MUTUAL BENEFIT ORGANIZATIONS
“Life Among the Headstones.” By Ralph Gardner, Jr. Wall Street Journal. August 30, 2011. I liked to think I had a reasonably healthy attitude toward death—until I met Susan Olsen, Woodlawn Cemetery’s resident historian. “I love them,” she said of cemeteries in general and Woodlawn in particular as we drove past mausoleums devoted to the remains of such movers and shakers as Frank W. Woolworth, Edward Harkness (an heir to the Standard Oil fortune) and William Andrews Clark. Known as the Copper King, Mr. Clark was the father of reclusive heiress Huguette Clark. Ms. Clark, who died in May at 104, is one of Woodlawn’s more recent arrivals. “There’s so much art, history; if you do genealogy it’s the best place to start.” Indeed, Ms. Olsen went on, if TV shows such as “Who Do You Think You Are?” and websites like Ancestry.com haven’t made cemeteries exactly chic again, they have contributed to an uptick in what she described as the “nontraditional visitor.” By that I believe she was referring to day trippers or history buffs rather than family members interring loved ones; while most of Woodlawn’s residents—among them Herman Melville, Fiorello La Guardia, Duke Ellington, Irving Berlin, Thomas Nast and Miles Davis, to name but a few—haven’t been pursuing their careers for a while, the cemetery still buries a thousand bodies a year and cremates an additional 2,100. “Cemeteries are returning to the tradition of being open parks,” Ms. Olsen went on. I was astonished by how beautiful the place was, one memorial more august than the next, and many of them designed by famous architects and artists—McKim Mead and White, James Russell Pop, Louis C. Tiffany. According to Ms. Olsen, Woodlawn boasts 37 sets of signed Tiffany windows and five New York City-designated “Great Trees,” including the largest weeping beech tree in the five boroughs; it’s on the 30,000-square-foot plot of robber baron Jay Gould.
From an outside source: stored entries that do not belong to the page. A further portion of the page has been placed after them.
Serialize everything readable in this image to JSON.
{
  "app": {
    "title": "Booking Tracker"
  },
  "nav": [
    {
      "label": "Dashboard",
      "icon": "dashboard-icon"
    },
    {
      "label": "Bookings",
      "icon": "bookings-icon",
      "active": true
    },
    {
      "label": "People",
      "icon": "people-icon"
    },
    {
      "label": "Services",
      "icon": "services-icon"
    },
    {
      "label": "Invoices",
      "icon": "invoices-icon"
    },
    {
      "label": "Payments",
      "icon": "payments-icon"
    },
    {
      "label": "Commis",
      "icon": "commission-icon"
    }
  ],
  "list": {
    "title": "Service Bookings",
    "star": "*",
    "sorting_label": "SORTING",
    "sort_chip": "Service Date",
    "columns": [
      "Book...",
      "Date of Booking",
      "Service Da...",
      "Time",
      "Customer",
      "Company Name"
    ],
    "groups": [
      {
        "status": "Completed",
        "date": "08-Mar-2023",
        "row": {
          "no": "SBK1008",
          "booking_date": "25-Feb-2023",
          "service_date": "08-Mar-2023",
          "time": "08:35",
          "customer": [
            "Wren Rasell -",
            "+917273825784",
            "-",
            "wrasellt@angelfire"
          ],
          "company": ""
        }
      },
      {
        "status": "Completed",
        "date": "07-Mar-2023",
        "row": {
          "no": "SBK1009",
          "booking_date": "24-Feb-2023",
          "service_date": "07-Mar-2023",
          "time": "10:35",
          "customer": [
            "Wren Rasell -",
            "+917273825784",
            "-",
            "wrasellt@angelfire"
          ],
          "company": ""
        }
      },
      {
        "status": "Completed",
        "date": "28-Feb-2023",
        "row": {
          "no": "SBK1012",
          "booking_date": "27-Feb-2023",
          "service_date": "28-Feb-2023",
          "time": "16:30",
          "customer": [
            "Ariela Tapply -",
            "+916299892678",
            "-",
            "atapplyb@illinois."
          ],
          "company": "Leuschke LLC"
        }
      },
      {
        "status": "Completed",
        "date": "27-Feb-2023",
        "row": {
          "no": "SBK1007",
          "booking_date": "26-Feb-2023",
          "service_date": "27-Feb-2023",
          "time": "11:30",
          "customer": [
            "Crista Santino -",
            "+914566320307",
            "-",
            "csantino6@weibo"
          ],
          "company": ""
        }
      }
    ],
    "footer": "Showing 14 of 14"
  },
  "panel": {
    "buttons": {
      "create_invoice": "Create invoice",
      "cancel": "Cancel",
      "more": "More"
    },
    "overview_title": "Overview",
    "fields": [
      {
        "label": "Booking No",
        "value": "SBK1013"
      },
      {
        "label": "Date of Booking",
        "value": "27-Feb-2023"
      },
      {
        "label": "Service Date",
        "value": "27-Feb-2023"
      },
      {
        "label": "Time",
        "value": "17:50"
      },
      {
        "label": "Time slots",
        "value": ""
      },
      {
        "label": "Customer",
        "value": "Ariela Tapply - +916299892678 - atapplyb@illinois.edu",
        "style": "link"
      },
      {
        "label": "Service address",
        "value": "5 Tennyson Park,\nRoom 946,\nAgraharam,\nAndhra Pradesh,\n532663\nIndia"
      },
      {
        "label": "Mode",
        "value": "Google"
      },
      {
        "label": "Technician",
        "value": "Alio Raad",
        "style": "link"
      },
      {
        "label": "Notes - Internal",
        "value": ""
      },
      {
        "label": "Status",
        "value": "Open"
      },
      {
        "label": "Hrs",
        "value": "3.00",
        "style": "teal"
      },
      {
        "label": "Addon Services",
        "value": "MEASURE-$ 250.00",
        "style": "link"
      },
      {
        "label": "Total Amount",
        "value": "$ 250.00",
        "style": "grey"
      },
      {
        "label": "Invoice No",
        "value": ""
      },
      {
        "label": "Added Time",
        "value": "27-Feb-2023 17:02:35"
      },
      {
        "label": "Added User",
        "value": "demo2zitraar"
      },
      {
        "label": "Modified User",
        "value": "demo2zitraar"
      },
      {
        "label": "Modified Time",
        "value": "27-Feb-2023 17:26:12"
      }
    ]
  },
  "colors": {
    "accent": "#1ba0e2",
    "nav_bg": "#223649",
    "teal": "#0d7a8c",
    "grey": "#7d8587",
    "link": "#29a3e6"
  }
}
“MOFGA 40 Years Later: ‘Organic farming isn’t just for hippies anymore’.” By Sharon Kiley Mack. Bangor Daily News. September 2, 2011. Deep in the winter of 1971, University of Maine Cooperative Extension Agent Charlie Gould of Lewiston called together a group of farmers who had been questioning conventional gardening practices. Now 88, Gould recalled this week what that first gathering was like. “There were about 50 to 60 people,” he said. “We called them hippies in those days. Many were excited because they believed they were at the beginning of something very important.” That first meeting in Brunswick resulted in the creation of the Maine Organic Farmers and Gardeners Association, which is celebrating its 40th anniversary this year. “MOFGA evolved because people were figuring out how to grow food,” Executive Director Russ Libby said this week. “We are now pretty broad based — farmers, restaurants, others — all the pieces that make up a food system.” Today, MOFGA is the oldest and largest state organic association in the country. MOFGA has more than 6,500 members, a staff of 18 employees, an organic certification subsidiary that certifies 4 percent of Maine’s farms and 15 percent of the state’s dairies, a year-round education program, a Journeyperson Program that provides training for future organic farmers, and a cadre of more than 2,000 active volunteers. MOFGA also operates a 400-acre education center and farm at Unity. Organic farming leverages $91.6 million annually for the state of Maine.